Well over 90% of bauxite is mined using open-pit methods, underground mining being restricted to karstic deposits in France and the former Yugoslavia. Lateritic bauxites, consisting mainly of alumina and trihydrate, are sedimentary rocks and low-silica igneous and metamorphic rocks. With the apparent exception of mainland North America demonstrated bauxite deposits occur in every continent, although the major deposits are found within a broad band, which spans the equator.

On some surface deposits there is no overburden, while others may be covered to some depth by rock or clay. In deposits that are hardened blasting may be required to release the ore. Loosened ore is transported by road or rail to crushing or washing plants. Unlike the ores of other base metals, bauxite does not require complex processing because most is of an acceptable grade or can be improved by the relatively simple and inexpensive process of removing clay.

Bauxite is washed, ground and dissolved in caustic soda (sodium hydroxide) at high pressure and temperature. The resulting liquor contains a solution of sodium aluminate and undissolved bauxite residues containing iron, silicon and titanium. These residues sink gradually to the bottom of the tank and are removed. They are known colloquially as red mud. The clear sodium aluminate solution is pumped into a huge tank called a precipitator. Fine particles of alumina are added to seed the precipitation of pure alumina particles as the liquor cools. The particles sink to the bottom of the tank, are removed, and are then passed through a rotary or fluidised calciner at 1100°C to drive off the chemically combined water. The result is a white powder, pure alumina.

Only bauxite ores with low-reactive silica (preferably less than 5%) are suited to the conventional Bayer process.
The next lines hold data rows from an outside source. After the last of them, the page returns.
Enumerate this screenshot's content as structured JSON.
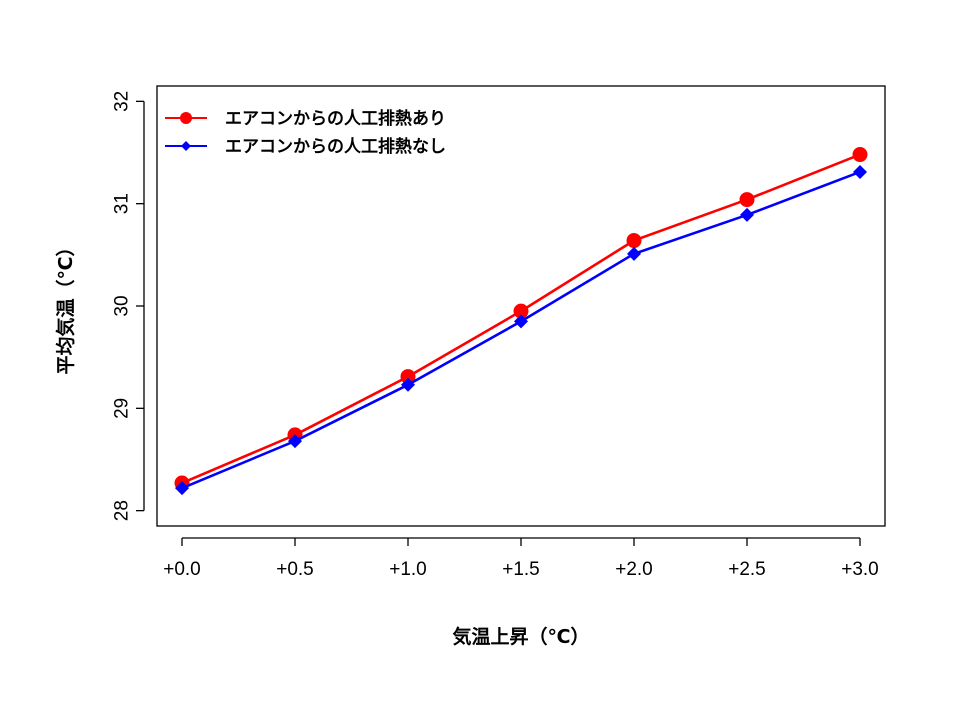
{
  "chart_data": {
    "type": "line",
    "title": "",
    "xlabel": "気温上昇（℃）",
    "ylabel": "平均気温（℃）",
    "categories": [
      "+0.0",
      "+0.5",
      "+1.0",
      "+1.5",
      "+2.0",
      "+2.5",
      "+3.0"
    ],
    "x": [
      0.0,
      0.5,
      1.0,
      1.5,
      2.0,
      2.5,
      3.0
    ],
    "ylim": [
      27.85,
      32.15
    ],
    "yticks": [
      28,
      29,
      30,
      31,
      32
    ],
    "grid": false,
    "legend_position": "top-left",
    "series": [
      {
        "name": "エアコンからの人工排熱あり",
        "color": "#ff0000",
        "marker": "circle",
        "values": [
          28.27,
          28.74,
          29.31,
          29.95,
          30.64,
          31.04,
          31.48
        ]
      },
      {
        "name": "エアコンからの人工排熱なし",
        "color": "#0000ff",
        "marker": "diamond",
        "values": [
          28.22,
          28.68,
          29.23,
          29.85,
          30.51,
          30.89,
          31.31
        ]
      }
    ]
  }
}
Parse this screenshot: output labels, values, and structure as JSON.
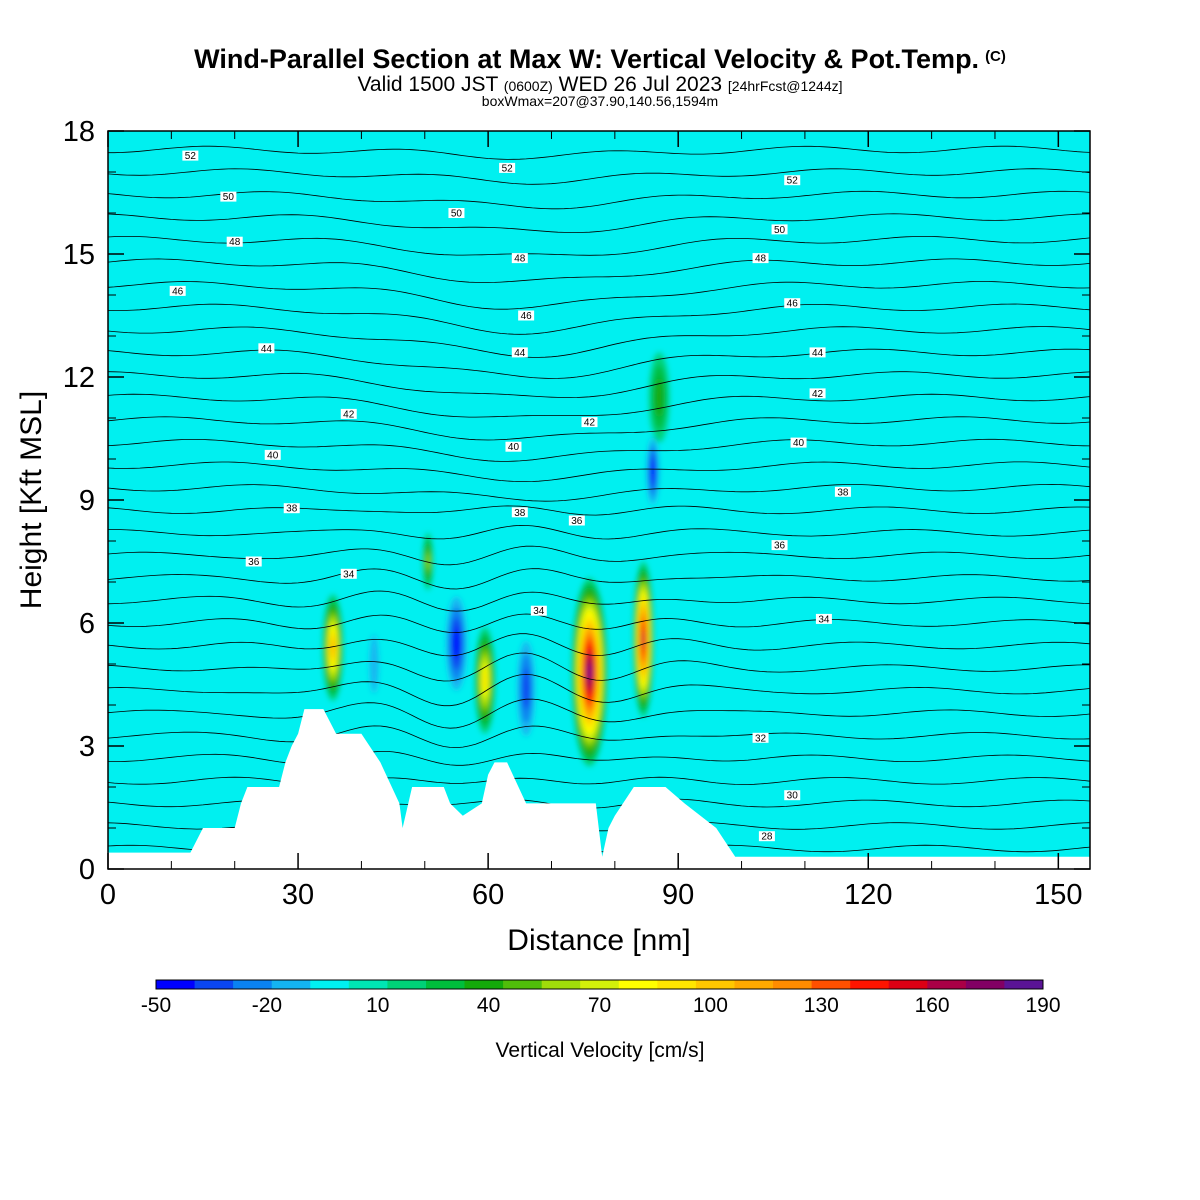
{
  "chart_data": {
    "type": "heatmap",
    "title": "Wind-Parallel Section at Max W: Vertical Velocity & Pot.Temp.",
    "title_tag": "(C)",
    "subtitle": {
      "valid": "Valid 1500 JST",
      "zulu": "(0600Z)",
      "date": "WED 26 Jul 2023",
      "forecast": "[24hrFcst@1244z]",
      "info": "boxWmax=207@37.90,140.56,1594m"
    },
    "xlabel": "Distance [nm]",
    "ylabel": "Height [Kft MSL]",
    "xlim": [
      0,
      155
    ],
    "ylim": [
      0,
      18
    ],
    "x_ticks": [
      "0",
      "30",
      "60",
      "90",
      "120",
      "150"
    ],
    "y_ticks": [
      "0",
      "3",
      "6",
      "9",
      "12",
      "15",
      "18"
    ],
    "colorbar": {
      "label": "Vertical Velocity [cm/s]",
      "tick_labels": [
        "-50",
        "-20",
        "10",
        "40",
        "70",
        "100",
        "130",
        "160",
        "190"
      ],
      "colors": [
        "#0000ff",
        "#0a46f0",
        "#0a82f0",
        "#14b4f0",
        "#00f0f0",
        "#00e6b4",
        "#00d278",
        "#00be3c",
        "#14aa0a",
        "#50be0a",
        "#a0dc0a",
        "#d2f00a",
        "#ffff00",
        "#ffe600",
        "#ffc800",
        "#ffaa00",
        "#ff8c00",
        "#ff5000",
        "#ff1400",
        "#dc0014",
        "#aa0046",
        "#820064",
        "#5a1496"
      ]
    },
    "terrain_kft": [
      [
        0,
        0.4
      ],
      [
        13,
        0.4
      ],
      [
        15,
        1.0
      ],
      [
        20,
        1.0
      ],
      [
        21,
        1.6
      ],
      [
        22,
        2.0
      ],
      [
        27,
        2.0
      ],
      [
        28,
        2.6
      ],
      [
        29,
        3.0
      ],
      [
        30,
        3.3
      ],
      [
        31,
        3.9
      ],
      [
        34,
        3.9
      ],
      [
        36,
        3.3
      ],
      [
        40,
        3.3
      ],
      [
        43,
        2.6
      ],
      [
        46,
        1.6
      ],
      [
        46.5,
        1.0
      ],
      [
        48,
        2.0
      ],
      [
        53,
        2.0
      ],
      [
        54,
        1.6
      ],
      [
        56,
        1.3
      ],
      [
        59,
        1.6
      ],
      [
        60,
        2.3
      ],
      [
        61,
        2.6
      ],
      [
        63,
        2.6
      ],
      [
        66,
        1.6
      ],
      [
        67,
        1.6
      ],
      [
        69,
        1.6
      ],
      [
        77,
        1.6
      ],
      [
        78,
        0.3
      ],
      [
        79,
        1.0
      ],
      [
        80,
        1.3
      ],
      [
        83,
        2.0
      ],
      [
        88,
        2.0
      ],
      [
        91,
        1.6
      ],
      [
        96,
        1.0
      ],
      [
        99,
        0.3
      ],
      [
        155,
        0.3
      ]
    ],
    "theta_labels": [
      {
        "text": "52",
        "x": 13,
        "y": 17.4
      },
      {
        "text": "52",
        "x": 63,
        "y": 17.1
      },
      {
        "text": "52",
        "x": 108,
        "y": 16.8
      },
      {
        "text": "50",
        "x": 19,
        "y": 16.4
      },
      {
        "text": "50",
        "x": 55,
        "y": 16.0
      },
      {
        "text": "50",
        "x": 106,
        "y": 15.6
      },
      {
        "text": "48",
        "x": 20,
        "y": 15.3
      },
      {
        "text": "48",
        "x": 65,
        "y": 14.9
      },
      {
        "text": "48",
        "x": 103,
        "y": 14.9
      },
      {
        "text": "46",
        "x": 11,
        "y": 14.1
      },
      {
        "text": "46",
        "x": 66,
        "y": 13.5
      },
      {
        "text": "46",
        "x": 108,
        "y": 13.8
      },
      {
        "text": "44",
        "x": 25,
        "y": 12.7
      },
      {
        "text": "44",
        "x": 65,
        "y": 12.6
      },
      {
        "text": "44",
        "x": 112,
        "y": 12.6
      },
      {
        "text": "42",
        "x": 38,
        "y": 11.1
      },
      {
        "text": "42",
        "x": 76,
        "y": 10.9
      },
      {
        "text": "42",
        "x": 112,
        "y": 11.6
      },
      {
        "text": "40",
        "x": 26,
        "y": 10.1
      },
      {
        "text": "40",
        "x": 64,
        "y": 10.3
      },
      {
        "text": "40",
        "x": 109,
        "y": 10.4
      },
      {
        "text": "38",
        "x": 29,
        "y": 8.8
      },
      {
        "text": "38",
        "x": 65,
        "y": 8.7
      },
      {
        "text": "38",
        "x": 116,
        "y": 9.2
      },
      {
        "text": "36",
        "x": 23,
        "y": 7.5
      },
      {
        "text": "36",
        "x": 74,
        "y": 8.5
      },
      {
        "text": "36",
        "x": 106,
        "y": 7.9
      },
      {
        "text": "34",
        "x": 38,
        "y": 7.2
      },
      {
        "text": "34",
        "x": 68,
        "y": 6.3
      },
      {
        "text": "34",
        "x": 113,
        "y": 6.1
      },
      {
        "text": "32",
        "x": 103,
        "y": 3.2
      },
      {
        "text": "30",
        "x": 108,
        "y": 1.8
      },
      {
        "text": "28",
        "x": 104,
        "y": 0.8
      }
    ],
    "w_features": [
      {
        "x": 35.5,
        "y": 5.4,
        "w": 100,
        "sx": 1.6,
        "sy": 1.3
      },
      {
        "x": 50.5,
        "y": 7.5,
        "w": 55,
        "sx": 0.8,
        "sy": 0.7
      },
      {
        "x": 59.5,
        "y": 4.6,
        "w": 85,
        "sx": 1.6,
        "sy": 1.3
      },
      {
        "x": 76,
        "y": 4.8,
        "w": 190,
        "sx": 2.8,
        "sy": 2.3
      },
      {
        "x": 84.5,
        "y": 5.6,
        "w": 150,
        "sx": 1.6,
        "sy": 1.9
      },
      {
        "x": 55,
        "y": 5.5,
        "w": -45,
        "sx": 2.0,
        "sy": 1.4
      },
      {
        "x": 66,
        "y": 4.4,
        "w": -40,
        "sx": 1.8,
        "sy": 1.5
      },
      {
        "x": 42,
        "y": 5.0,
        "w": -20,
        "sx": 1.2,
        "sy": 1.2
      },
      {
        "x": 86,
        "y": 9.7,
        "w": -45,
        "sx": 1.2,
        "sy": 1.0
      },
      {
        "x": 87,
        "y": 11.5,
        "w": 35,
        "sx": 1.6,
        "sy": 1.1
      }
    ]
  }
}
Roughly speaking, it takes two tonnes of bauxite to make one tonne of alumina and two tonnes of alumina to make one tonne of aluminium. This latter process takes place in a smelter.

The Hall–Heroult process used for smelting aluminium dates back to the latter part of the nineteenth century, when Hall in the USA and Heroult in France simultaneously, but independently, developed an electrolytic method for the production of aluminium, whereby aluminium and oxygen (the components of alumina) become separated.
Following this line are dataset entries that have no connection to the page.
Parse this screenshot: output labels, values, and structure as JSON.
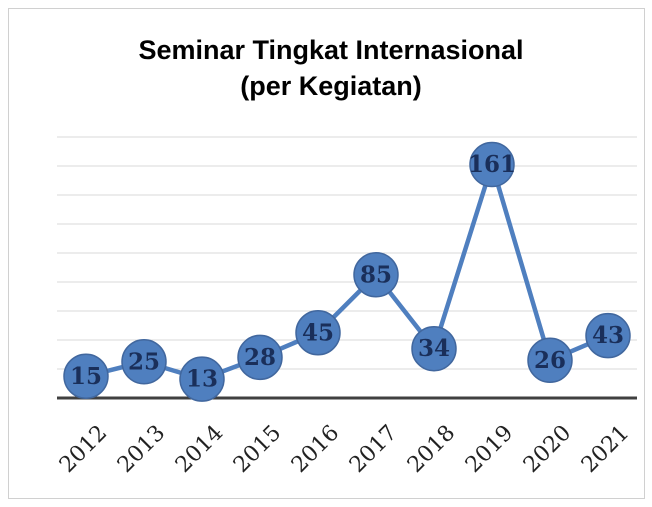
{
  "chart_data": {
    "type": "line",
    "title": [
      "Seminar Tingkat Internasional",
      "(per Kegiatan)"
    ],
    "categories": [
      "2012",
      "2013",
      "2014",
      "2015",
      "2016",
      "2017",
      "2018",
      "2019",
      "2020",
      "2021"
    ],
    "values": [
      15,
      25,
      13,
      28,
      45,
      85,
      34,
      161,
      26,
      43
    ],
    "color": "#4f7fbf",
    "ylim": [
      0,
      180
    ],
    "yticks": [
      0,
      20,
      40,
      60,
      80,
      100,
      120,
      140,
      160,
      180
    ],
    "grid": true
  }
}
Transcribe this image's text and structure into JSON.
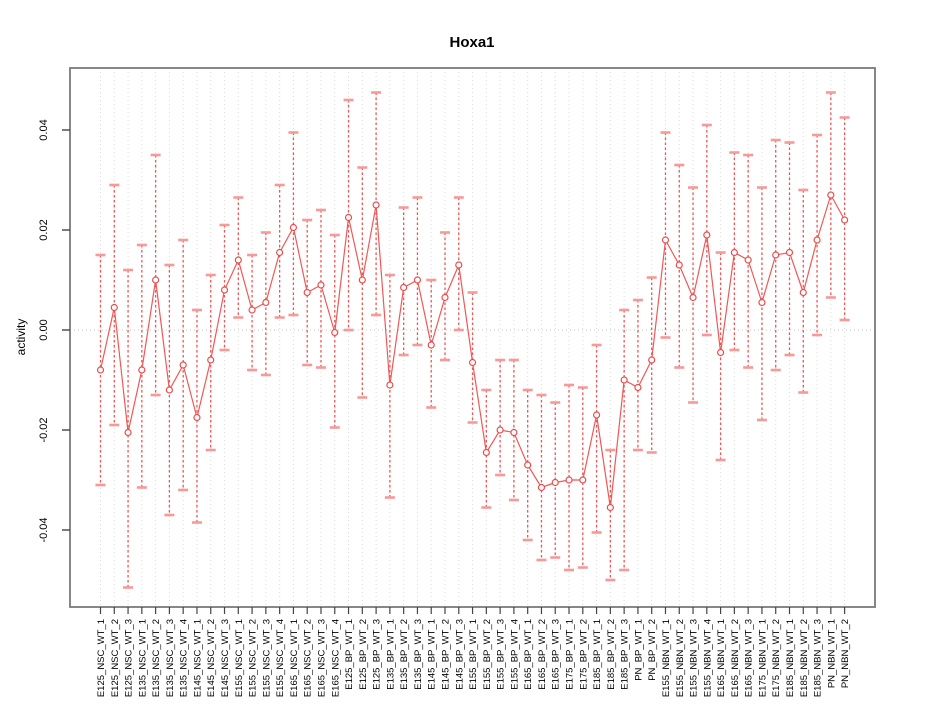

The process takes place in cells, more commonly known as pots, which are joined to form a potline. These pots contain a lining of either thick carbon blocks or a mixture of carbon and pitch, and an anode, which is either a pre-baked carbon block or a combination of unbaked petroleum coke and coal tar pitch, which is then baked using the heat of the pot. Alumina is placed in the pot containing a bath of molten cryolite (sodium aluminium fluoride) at a temperature of 1000°C and a direct current of high amperage is passed along the potline from cathode to anode.

During the course of the electrolytic process, oxygen is separated from the aluminium to become carbon monoxide or dioxide by combining with a carbon anode, while the aluminium becomes pure molten metal at the cathode, from which it is removed by vacuum siphoning.
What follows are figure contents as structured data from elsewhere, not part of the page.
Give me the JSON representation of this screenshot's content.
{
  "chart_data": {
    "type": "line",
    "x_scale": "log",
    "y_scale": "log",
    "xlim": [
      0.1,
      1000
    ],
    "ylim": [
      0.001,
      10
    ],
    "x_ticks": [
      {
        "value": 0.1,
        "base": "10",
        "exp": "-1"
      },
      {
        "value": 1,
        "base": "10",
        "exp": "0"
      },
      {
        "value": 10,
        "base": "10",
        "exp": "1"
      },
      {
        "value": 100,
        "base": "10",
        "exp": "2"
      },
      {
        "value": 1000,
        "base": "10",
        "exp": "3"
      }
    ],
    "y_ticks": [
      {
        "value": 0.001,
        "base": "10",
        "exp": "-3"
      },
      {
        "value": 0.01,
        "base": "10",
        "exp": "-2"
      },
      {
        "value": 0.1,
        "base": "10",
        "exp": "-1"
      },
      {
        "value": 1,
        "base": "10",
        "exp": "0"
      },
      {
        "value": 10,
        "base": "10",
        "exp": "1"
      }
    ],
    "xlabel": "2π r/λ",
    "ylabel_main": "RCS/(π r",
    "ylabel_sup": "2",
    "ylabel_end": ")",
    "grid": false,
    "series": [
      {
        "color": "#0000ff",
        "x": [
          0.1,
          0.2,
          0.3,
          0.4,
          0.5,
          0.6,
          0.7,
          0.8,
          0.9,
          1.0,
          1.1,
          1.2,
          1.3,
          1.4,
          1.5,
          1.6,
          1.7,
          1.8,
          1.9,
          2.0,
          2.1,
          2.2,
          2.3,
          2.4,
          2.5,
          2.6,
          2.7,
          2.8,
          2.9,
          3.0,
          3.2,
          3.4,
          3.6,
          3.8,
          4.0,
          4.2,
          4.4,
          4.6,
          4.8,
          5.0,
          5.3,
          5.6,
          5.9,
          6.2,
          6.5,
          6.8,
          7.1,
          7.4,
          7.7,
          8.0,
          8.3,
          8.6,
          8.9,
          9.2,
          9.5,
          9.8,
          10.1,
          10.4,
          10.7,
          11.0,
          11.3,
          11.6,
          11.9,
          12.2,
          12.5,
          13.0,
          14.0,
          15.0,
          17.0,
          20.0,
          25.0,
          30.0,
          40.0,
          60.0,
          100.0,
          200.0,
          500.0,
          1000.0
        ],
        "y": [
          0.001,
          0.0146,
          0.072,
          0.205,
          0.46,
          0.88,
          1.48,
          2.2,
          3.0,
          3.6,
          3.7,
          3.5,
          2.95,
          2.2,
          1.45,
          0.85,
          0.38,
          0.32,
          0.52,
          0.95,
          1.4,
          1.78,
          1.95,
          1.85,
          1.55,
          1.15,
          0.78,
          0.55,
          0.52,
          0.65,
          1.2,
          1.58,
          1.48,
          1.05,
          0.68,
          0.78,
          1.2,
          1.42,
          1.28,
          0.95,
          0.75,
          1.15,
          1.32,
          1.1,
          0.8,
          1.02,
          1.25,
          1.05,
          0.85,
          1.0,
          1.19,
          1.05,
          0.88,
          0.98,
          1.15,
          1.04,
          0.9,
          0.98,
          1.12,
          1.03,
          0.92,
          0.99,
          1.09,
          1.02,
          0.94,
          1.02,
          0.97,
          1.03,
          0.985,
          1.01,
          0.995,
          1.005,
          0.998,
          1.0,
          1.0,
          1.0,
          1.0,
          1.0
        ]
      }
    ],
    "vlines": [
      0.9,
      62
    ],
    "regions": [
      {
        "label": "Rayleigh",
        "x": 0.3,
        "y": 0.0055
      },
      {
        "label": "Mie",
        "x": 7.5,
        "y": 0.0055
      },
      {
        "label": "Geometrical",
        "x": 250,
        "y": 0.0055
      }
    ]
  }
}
The electric current used can be from 50000 amps up to 300000 amps in the most modern smelters, but a voltage of just 4–5 volts is all that is needed. Pots are connected in a series, with the anodes of one attached to the cathodes of the next.

Two technologies have been developed to accommodate this process. In the older Soderberg system, a single anode is continuously generated in each cell by feeding in a paste comprising petroleum coke and pitch, with the heat of the cell continuously baking the paste into carbon anode. An improved Soderberg system employs dry anode technology, which reduces anode consumption and improves environmental performance. In the more modern prebake smelters, multiple anodes are suspended in each cell. These anodes are produced at separate facilities, with new ones replacing spent ones and the latter being recycled.

The amount of electrical power needed to produce one tonne of aluminium has fallen significantly through time. Latest figures from the International Aluminium Institute indicate that the average in 2003 was 15202 kiloWatt hours, about half that required in the 1930s. The most modern smelters use around 13000 kWh per tonne, and as more are built the average will continue to fall.